На дальнем Севере, откуда приехали к нам Морозовы, Иван Григорьевич лишился ноги. Почему и когда они там оказались, долго ли прожили, что пережили, при каких обстоятельствах пострадала нога, мы так и не узнали. Ясно одно – в дальние края ездили Морозовы не за длинным рублем и не по собственной воле.
С мебелью у Морозовых было скудновато, и мама с восторгом сбагрила соседям мебельные излишки, без толку загромождавшие небольшую нашу комнату, посередине которой возвышался папин мольберт. Перво-наперво мы избавились от глубокого зеленого кресла. В младенчестве оно служило мне колыбелью, а 5 декабря 1953 года, сидя в нем, скоропостижно скончался дедушка. И после дедушкиной смерти кресло стало просто громоздким вместилищем наших пожитков. Вслед за креслом Морозовым отдали тонетовский столик красного дерева с маленькой круглой столешницей. Бывало, что ни положишь на этот столик, все с него сваливается. Толку никакого, одна красота. Но до красоты ли нам было в нашей-то тесноте? И, наконец, отдали бессмысленную в быту, хоть и музейную вещицу – толстенькую ампирную колонку, выточенную из цельного ствола карельской березы. Мастеровитый Иван Григорьевич имущество подновил и приспособил к своей жизни.
Приволакивая протез, предприимчивый, любопытный, соскучившийся по столице Иван Григорьевич сновал по Москве, что-то придумывал, мастерил, занимался безобидной коммерцией. Увлеченно разводил аквариумных рыбок – люминесцентных неонов и агрессивных ультрамариновых петухов, торговал ими на Птичьем рынке.
Иван Григорьевич интересовался всем, что происходило в Москве в ту оттепельную пору. С энтузиазмом посещал международные выставки, открывавшиеся то в Сокольниках, то в ЦПКиО им. Горького, то в Манеже. Терпеливо выстаивал на единственной своей ноге суточные очереди, добывал в смертельных схватках бесценные сувениры и возвращался домой ликующим победителем – то с десятком одноразовых финских рубашек, то с дюжиной бумажных носовых платков в крупную клетку, то с полными карманами разноцветных, похожих на леденцы значков с выставки чешского стекла. Иван Григорьевич по-детски радовался столичным сюрпризам.
Хитровато прищурившись и лукаво поглядывая сквозь толстые линзы очков, Иван Григорьевич говаривал: «А в проклятое-то царское время курица стоила две копейки…» или: «А при царе-то кровососе пуд огурцов за рубль отдавали». Анна Васильевна, коричневыми кругами вокруг глаз напоминавшая актрис немого кинематографа, испуганно одергивала мужа и меняла тему разговора.
Так бы и жили мы вместе с Морозовыми долго и счастливо, но умерла слепая старушка в чепце (мать Ивана Григорьевича), существовавшая бесплотной тенью в хрюковской комнатке, и возникла опасность, что Морозовых уплотнят, а крошечную комнатенку отнимут. И хотя при Хрущеве вроде бы никого не уплотняли, Анна Васильевна с Иваном Григорьевичем поспешили обменять две невзрачные темные комнаты на одну большую и светлую – по соседству, в Соймоновском проезде, с видом на бассейн «Москва».

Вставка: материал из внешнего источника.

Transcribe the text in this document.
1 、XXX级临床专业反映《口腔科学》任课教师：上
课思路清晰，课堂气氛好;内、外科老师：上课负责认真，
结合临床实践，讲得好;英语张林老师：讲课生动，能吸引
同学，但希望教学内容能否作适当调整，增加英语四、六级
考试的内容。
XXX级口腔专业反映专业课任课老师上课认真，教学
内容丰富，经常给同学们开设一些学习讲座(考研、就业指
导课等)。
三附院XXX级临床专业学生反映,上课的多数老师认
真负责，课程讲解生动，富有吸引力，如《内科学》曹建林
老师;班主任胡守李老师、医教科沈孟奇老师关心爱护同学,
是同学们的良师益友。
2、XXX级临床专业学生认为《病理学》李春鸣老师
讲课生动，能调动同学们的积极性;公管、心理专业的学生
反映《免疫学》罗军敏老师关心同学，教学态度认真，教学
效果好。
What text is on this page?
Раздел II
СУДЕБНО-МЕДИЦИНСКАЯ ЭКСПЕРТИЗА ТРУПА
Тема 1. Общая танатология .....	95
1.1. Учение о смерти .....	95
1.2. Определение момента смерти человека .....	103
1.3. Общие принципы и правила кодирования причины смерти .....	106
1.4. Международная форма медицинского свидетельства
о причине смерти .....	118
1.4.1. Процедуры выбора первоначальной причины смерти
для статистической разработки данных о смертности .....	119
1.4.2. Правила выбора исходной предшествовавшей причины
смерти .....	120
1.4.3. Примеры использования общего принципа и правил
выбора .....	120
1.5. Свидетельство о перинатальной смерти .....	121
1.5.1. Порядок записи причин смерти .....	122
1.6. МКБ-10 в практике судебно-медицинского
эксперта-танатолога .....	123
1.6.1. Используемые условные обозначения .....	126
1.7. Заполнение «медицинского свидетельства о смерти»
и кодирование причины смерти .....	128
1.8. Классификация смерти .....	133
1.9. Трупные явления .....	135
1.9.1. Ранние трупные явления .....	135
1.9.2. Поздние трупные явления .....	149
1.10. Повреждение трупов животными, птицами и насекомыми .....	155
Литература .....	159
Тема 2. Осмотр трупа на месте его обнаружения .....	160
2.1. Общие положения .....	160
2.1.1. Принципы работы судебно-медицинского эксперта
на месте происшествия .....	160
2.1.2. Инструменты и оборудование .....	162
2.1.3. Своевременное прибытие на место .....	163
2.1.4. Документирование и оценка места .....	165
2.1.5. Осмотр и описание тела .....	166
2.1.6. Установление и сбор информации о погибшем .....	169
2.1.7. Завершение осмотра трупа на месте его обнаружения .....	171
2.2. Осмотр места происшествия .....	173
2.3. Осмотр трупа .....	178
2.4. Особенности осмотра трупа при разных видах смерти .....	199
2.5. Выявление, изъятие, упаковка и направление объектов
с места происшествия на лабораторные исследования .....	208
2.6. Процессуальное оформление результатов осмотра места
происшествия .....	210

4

В новом доме им жилось плохо, соседи оказались злыми, неприветливыми, а когда Морозовых переселили в дальний район, в отдельную квартиру, в одиночестве им стало совсем невмоготу. И в результате очутились они на станции Левобережная, в доме для престарелых, и мама моя ездила к бывшим нашим соседям до конца их дней, завершившихся сначала для Ивана Григорьевича, а потом уж для Анны Васильевны. Хотя и была она старше мужа на целых двенадцать лет.